Papermill

Apache Airflow supports integration with Papermill. Papermill is a tool for parameterizing and executing Jupyter Notebooks. Perhaps you have a financial report that you wish to run with different values on the first or last day of a month or at the beginning or end of the year. Using parameters in your notebook and using the PapermillOperator makes this a breeze.

Usage

Creating a notebook

To parameterize your notebook designate a cell with the tag parameters. Papermill looks for the parameters cell and treats this cell as defaults for the parameters passed in at execution time.

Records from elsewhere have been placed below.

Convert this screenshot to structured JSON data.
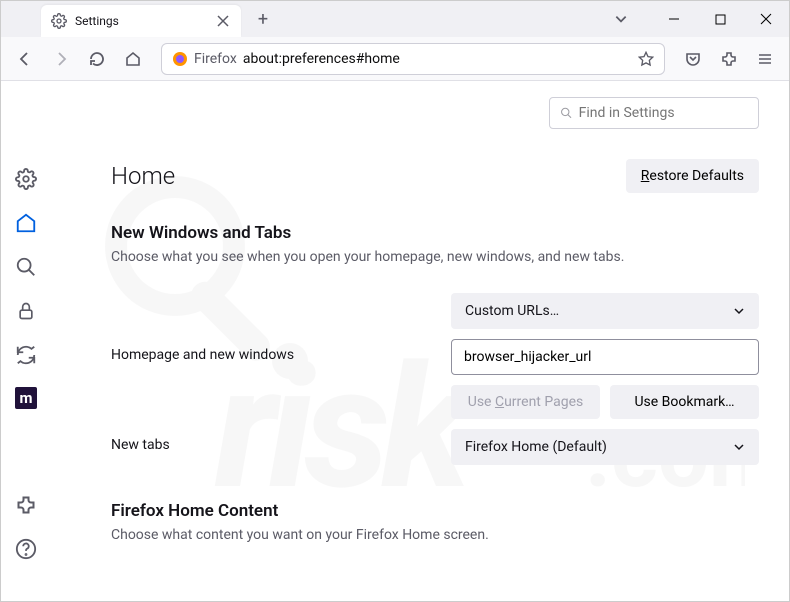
{
  "tab": {
    "title": "Settings"
  },
  "urlbar": {
    "prefix": "Firefox",
    "url": "about:preferences#home"
  },
  "search": {
    "placeholder": "Find in Settings"
  },
  "page": {
    "title": "Home"
  },
  "buttons": {
    "restore": "Restore Defaults",
    "use_current": "Use Current Pages",
    "use_bookmark": "Use Bookmark…"
  },
  "sections": {
    "nwt": {
      "title": "New Windows and Tabs",
      "sub": "Choose what you see when you open your homepage, new windows, and new tabs."
    },
    "fhc": {
      "title": "Firefox Home Content",
      "sub": "Choose what content you want on your Firefox Home screen."
    }
  },
  "form": {
    "homepage_label": "Homepage and new windows",
    "homepage_select": "Custom URLs…",
    "homepage_url": "browser_hijacker_url",
    "newtabs_label": "New tabs",
    "newtabs_select": "Firefox Home (Default)"
  }
}
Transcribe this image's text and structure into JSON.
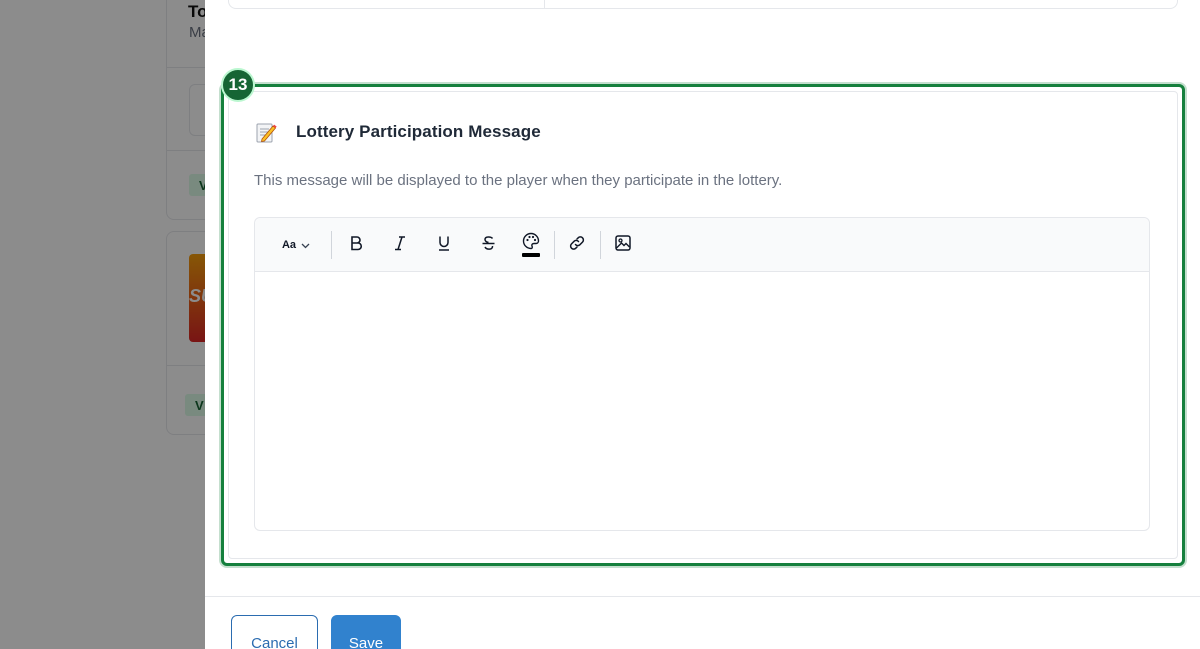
{
  "background": {
    "card_title": "To",
    "card_subtitle": "Ma",
    "badge1": "V",
    "badge2": "V",
    "thumb_text": "SU"
  },
  "section": {
    "step_number": "13",
    "title": "Lottery Participation Message",
    "description": "This message will be displayed to the player when they participate in the lottery.",
    "title_icon": "memo-icon"
  },
  "editor": {
    "toolbar": [
      {
        "name": "text-size",
        "icon": "font-size-icon",
        "label": "Aa"
      },
      {
        "name": "bold",
        "icon": "bold-icon",
        "label": "B"
      },
      {
        "name": "italic",
        "icon": "italic-icon",
        "label": "I"
      },
      {
        "name": "underline",
        "icon": "underline-icon",
        "label": "U"
      },
      {
        "name": "strikethrough",
        "icon": "strikethrough-icon",
        "label": "S"
      },
      {
        "name": "text-color",
        "icon": "palette-icon"
      },
      {
        "name": "link",
        "icon": "link-icon"
      },
      {
        "name": "image",
        "icon": "image-icon"
      }
    ],
    "content": "",
    "text_color": "#000000"
  },
  "footer": {
    "cancel_label": "Cancel",
    "save_label": "Save"
  },
  "colors": {
    "accent": "#3182ce",
    "highlight": "#15803d"
  }
}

Papermill will add a new cell tagged with injected-parameters with input parameters in order to overwrite the values in parameters. If no cell is tagged with parameters the injected cell will be inserted at the top of the notebook.

Note that Jupyter notebook has out of the box support for tags but you need to install the celltags extension for Jupyter Lab: jupyter labextension install @jupyterlab/celltags

Make sure that you save your notebook somewhere so that Airflow can access it. Papermill supports S3, GCS, Azure and Local. HDFS is not supported.

Example DAG

import airflow

from airflow.models import DAG
from airflow.operators.papermill_operator import PapermillOperator

from datetime import timedelta

args = {
    'owner': 'Airflow',
    'start_date': airflow.utils.dates.days_ago(2)
}

dag = DAG(
    dag_id='example_papermill_operator', default_args=args,
    schedule_interval='0 0 * * *',
    dagrun_timeout=timedelta(minutes=60))

run_this = PapermillOperator(
    task_id="run_example_notebook",
    dag=dag,
    input_nb="/tmp/hello_world.ipynb",
    output_nb="/tmp/out-{{ execution_date }}.ipynb",
    parameters={"msgs": "Ran from Airflow at {{ execution_date }}!"}
)

This DAG will use Papermill to run the notebook “hello_world”, based on the execution date it will create an output notebook “out-<date>”. All fields, including the keys in the parameters, are templated.